Read docs/security-model.md for the full analysis, including the Reveal Triangle and defense-in-depth architecture.
Threat Model
fermata is a heuristic guard, not a sandbox. It defends against statistical agent behavior and prompt-driven mistakes -- not a deliberate adversary. This is a strength: the threat model is well-defined, and the boundaries are documented honestly.

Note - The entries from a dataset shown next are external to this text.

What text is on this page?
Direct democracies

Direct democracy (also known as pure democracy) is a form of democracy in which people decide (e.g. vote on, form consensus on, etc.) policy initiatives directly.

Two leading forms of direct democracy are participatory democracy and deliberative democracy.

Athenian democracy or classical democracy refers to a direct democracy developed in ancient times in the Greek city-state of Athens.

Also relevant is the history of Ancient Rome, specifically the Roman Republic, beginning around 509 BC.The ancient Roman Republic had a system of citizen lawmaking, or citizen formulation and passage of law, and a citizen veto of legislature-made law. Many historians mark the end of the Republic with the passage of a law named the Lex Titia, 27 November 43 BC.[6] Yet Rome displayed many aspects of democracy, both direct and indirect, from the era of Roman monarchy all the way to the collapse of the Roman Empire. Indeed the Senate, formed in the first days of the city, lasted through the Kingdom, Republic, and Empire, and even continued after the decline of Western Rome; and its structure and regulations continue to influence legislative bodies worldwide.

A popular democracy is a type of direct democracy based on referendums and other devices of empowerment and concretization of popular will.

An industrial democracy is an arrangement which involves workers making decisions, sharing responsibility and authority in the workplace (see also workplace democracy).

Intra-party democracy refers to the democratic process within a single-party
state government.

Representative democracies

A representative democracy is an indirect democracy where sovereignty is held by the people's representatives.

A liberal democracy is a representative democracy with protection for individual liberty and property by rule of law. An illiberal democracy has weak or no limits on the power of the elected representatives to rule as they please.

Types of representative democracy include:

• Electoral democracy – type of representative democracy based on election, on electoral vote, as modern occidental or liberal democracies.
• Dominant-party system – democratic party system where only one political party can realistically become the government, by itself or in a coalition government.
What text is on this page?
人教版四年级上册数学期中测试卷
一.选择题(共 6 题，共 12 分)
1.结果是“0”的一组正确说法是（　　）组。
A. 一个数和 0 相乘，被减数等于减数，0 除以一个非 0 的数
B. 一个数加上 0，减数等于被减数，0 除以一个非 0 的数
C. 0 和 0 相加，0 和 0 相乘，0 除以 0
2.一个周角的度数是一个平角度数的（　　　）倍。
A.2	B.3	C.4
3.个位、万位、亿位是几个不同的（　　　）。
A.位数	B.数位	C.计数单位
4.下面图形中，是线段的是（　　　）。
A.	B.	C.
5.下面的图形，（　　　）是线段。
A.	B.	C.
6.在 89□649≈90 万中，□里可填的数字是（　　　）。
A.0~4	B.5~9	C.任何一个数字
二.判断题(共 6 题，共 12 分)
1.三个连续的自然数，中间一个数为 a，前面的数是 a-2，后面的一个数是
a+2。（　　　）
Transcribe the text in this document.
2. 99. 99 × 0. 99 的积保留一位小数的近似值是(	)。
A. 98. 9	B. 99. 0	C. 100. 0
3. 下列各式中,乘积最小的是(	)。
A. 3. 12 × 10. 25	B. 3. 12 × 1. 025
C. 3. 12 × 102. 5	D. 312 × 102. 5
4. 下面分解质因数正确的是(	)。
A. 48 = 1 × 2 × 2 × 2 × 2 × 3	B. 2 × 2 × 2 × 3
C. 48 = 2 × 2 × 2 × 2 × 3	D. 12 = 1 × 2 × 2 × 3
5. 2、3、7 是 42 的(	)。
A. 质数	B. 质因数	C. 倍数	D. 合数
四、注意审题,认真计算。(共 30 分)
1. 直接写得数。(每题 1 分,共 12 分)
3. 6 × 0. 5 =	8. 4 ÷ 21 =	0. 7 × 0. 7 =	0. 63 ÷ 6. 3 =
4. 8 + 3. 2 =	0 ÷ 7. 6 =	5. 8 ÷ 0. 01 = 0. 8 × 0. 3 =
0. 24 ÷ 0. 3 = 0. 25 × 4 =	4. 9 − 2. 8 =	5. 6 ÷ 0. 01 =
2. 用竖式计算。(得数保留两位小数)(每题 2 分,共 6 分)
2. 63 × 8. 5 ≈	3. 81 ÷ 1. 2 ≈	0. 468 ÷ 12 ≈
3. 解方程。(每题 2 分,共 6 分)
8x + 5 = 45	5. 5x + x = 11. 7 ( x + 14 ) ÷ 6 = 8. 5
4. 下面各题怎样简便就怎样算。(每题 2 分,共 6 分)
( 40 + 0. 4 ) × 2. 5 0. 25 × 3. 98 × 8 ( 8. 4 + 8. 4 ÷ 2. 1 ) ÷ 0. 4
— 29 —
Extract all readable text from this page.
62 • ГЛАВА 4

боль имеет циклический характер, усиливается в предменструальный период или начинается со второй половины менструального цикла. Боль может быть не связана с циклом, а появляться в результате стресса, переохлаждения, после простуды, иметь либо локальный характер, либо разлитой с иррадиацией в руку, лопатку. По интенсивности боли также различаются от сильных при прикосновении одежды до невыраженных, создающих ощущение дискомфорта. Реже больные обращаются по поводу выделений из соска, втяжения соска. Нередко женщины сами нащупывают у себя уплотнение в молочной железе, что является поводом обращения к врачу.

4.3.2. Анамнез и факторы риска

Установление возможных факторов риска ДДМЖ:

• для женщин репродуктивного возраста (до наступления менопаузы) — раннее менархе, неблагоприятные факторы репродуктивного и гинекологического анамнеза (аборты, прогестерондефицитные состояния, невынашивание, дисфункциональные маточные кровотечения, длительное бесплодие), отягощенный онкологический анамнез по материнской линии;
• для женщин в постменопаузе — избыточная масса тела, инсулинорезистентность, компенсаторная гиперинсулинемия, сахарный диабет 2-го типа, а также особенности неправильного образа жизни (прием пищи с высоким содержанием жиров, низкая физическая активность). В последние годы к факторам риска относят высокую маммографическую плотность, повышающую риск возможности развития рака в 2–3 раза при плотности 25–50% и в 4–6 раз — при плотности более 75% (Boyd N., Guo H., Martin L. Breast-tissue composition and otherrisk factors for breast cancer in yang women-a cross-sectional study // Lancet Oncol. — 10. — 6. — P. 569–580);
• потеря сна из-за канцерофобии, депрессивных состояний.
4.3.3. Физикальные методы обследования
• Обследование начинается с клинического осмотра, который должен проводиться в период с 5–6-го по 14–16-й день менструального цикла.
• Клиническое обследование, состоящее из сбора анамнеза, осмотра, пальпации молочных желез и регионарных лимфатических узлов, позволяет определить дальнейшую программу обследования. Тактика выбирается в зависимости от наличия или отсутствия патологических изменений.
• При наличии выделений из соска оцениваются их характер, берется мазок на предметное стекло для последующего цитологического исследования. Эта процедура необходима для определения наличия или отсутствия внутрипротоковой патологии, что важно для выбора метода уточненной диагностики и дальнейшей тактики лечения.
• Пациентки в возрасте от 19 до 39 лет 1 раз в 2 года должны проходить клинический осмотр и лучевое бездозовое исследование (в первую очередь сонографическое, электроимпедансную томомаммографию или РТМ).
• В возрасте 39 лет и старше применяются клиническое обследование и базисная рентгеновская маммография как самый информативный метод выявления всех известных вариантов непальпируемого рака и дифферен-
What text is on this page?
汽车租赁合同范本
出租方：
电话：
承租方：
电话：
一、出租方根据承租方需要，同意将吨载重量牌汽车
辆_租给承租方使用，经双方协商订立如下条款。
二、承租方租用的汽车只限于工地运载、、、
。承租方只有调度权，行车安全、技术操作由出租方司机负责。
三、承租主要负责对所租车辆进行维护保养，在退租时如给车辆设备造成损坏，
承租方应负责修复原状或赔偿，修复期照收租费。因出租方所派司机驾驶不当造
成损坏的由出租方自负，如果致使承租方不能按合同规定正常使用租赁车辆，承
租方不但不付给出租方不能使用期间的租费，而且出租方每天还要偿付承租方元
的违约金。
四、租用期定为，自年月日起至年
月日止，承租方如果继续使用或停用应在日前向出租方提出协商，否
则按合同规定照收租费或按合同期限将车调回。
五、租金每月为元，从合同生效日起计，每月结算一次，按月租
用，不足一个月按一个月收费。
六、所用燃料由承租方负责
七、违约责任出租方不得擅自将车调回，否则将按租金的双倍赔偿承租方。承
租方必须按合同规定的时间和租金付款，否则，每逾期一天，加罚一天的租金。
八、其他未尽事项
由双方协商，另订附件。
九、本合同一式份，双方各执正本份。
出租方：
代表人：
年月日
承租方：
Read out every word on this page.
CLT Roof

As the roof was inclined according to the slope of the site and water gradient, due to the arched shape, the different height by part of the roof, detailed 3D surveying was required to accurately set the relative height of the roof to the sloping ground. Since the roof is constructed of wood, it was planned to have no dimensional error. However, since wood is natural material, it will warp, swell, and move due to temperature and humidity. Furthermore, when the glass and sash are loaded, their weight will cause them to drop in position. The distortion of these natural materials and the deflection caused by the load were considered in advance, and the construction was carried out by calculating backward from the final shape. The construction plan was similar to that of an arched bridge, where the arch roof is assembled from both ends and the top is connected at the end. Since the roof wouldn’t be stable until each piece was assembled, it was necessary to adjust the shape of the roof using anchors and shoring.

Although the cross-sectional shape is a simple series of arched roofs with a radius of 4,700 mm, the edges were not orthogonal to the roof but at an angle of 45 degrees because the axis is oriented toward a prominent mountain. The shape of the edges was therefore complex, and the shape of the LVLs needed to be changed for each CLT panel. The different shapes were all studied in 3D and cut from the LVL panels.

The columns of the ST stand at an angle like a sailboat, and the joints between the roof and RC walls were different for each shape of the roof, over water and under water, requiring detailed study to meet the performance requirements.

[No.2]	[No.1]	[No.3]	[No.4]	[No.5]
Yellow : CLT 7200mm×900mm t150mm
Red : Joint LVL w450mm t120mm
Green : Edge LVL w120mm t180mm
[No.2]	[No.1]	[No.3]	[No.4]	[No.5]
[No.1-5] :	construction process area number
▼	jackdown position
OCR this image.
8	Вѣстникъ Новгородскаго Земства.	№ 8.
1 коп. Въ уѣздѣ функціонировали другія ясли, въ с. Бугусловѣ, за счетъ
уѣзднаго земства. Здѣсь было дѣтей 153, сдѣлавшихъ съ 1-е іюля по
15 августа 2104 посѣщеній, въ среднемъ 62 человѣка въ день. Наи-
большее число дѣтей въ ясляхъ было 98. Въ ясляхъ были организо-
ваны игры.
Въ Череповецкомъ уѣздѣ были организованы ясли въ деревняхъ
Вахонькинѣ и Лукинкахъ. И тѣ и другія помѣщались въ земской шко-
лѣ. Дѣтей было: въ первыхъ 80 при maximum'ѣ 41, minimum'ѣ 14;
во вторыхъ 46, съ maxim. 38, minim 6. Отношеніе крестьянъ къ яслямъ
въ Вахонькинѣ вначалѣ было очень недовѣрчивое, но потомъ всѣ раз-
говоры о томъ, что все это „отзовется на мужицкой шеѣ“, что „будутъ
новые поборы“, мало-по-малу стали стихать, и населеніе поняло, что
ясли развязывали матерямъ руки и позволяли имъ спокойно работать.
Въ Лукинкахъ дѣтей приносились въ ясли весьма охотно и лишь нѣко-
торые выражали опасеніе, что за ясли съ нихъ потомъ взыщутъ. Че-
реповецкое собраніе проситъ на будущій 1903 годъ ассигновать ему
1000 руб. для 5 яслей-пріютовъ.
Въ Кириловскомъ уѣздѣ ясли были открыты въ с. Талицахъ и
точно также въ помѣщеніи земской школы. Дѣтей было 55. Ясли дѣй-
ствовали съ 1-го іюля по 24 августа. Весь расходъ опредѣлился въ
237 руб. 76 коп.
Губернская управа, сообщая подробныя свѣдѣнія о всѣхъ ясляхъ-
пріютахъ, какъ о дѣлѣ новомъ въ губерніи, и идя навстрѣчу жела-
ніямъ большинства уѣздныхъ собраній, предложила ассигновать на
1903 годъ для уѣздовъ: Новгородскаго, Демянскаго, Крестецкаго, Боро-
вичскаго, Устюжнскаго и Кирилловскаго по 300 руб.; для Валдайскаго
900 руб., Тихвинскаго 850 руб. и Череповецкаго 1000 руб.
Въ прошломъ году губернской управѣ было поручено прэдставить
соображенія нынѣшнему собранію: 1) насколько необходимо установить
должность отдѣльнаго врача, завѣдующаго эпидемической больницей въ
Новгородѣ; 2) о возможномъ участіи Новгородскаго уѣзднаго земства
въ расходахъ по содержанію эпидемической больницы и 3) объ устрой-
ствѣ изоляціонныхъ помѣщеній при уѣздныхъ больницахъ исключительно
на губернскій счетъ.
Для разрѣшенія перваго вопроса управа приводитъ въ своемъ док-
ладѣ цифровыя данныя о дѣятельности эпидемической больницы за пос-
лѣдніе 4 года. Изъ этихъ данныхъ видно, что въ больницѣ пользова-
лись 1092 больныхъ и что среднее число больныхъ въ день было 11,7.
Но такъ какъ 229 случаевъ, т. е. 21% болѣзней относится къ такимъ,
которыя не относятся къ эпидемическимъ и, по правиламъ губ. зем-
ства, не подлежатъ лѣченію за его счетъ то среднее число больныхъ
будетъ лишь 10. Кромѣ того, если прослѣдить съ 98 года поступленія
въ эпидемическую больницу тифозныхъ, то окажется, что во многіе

Read docs/threat-model.md for what fermata catches, what it doesn't, and what to combine it with.
Harness Support
| Harness | Status | Mechanism |
|---|---|---|
| Claude Code | Shipped | PreToolUse + PostToolUse hooks |
| Codex CLI | Planned | Pre-exec hook adapter |
| Gemini CLI | Planned | MCP server mode |
| Any MCP agent | Planned | MCP proxy wrapping existing servers |
The policy engine and redaction logic are identical across all modes. Only the I/O adapter changes.
Status
v0.2 -- policy gate and secret filtering engine are production-ready. All core components are implemented and tested:
.botignorewalker with gitignore semanticsbotignore.tomlwith read/write/bash namespaces- Claude Code PreToolUse and PostToolUse adapters
.botsecretsconfig, manifest discovery, multi-format parser (.env, TOML, YAML, JSON)- Aho-Corasick known-value redactor
- Heuristic scanner with gitleaks-derived patterns
The .botsecrets Vision
.botsecrets is designed to be the .gitignore of AI agent security: a simple, declarative, human-readable file that every project can drop in to protect its secrets from AI agents.
The format is harness-agnostic from day one. It declares what to protect, not how. The same .botsecrets works with Claude Code, Codex, Gemini, and any future harness that supports tool lifecycle hooks.
License
Licensed under either of Apache License, Version 2.0 or MIT License at your option.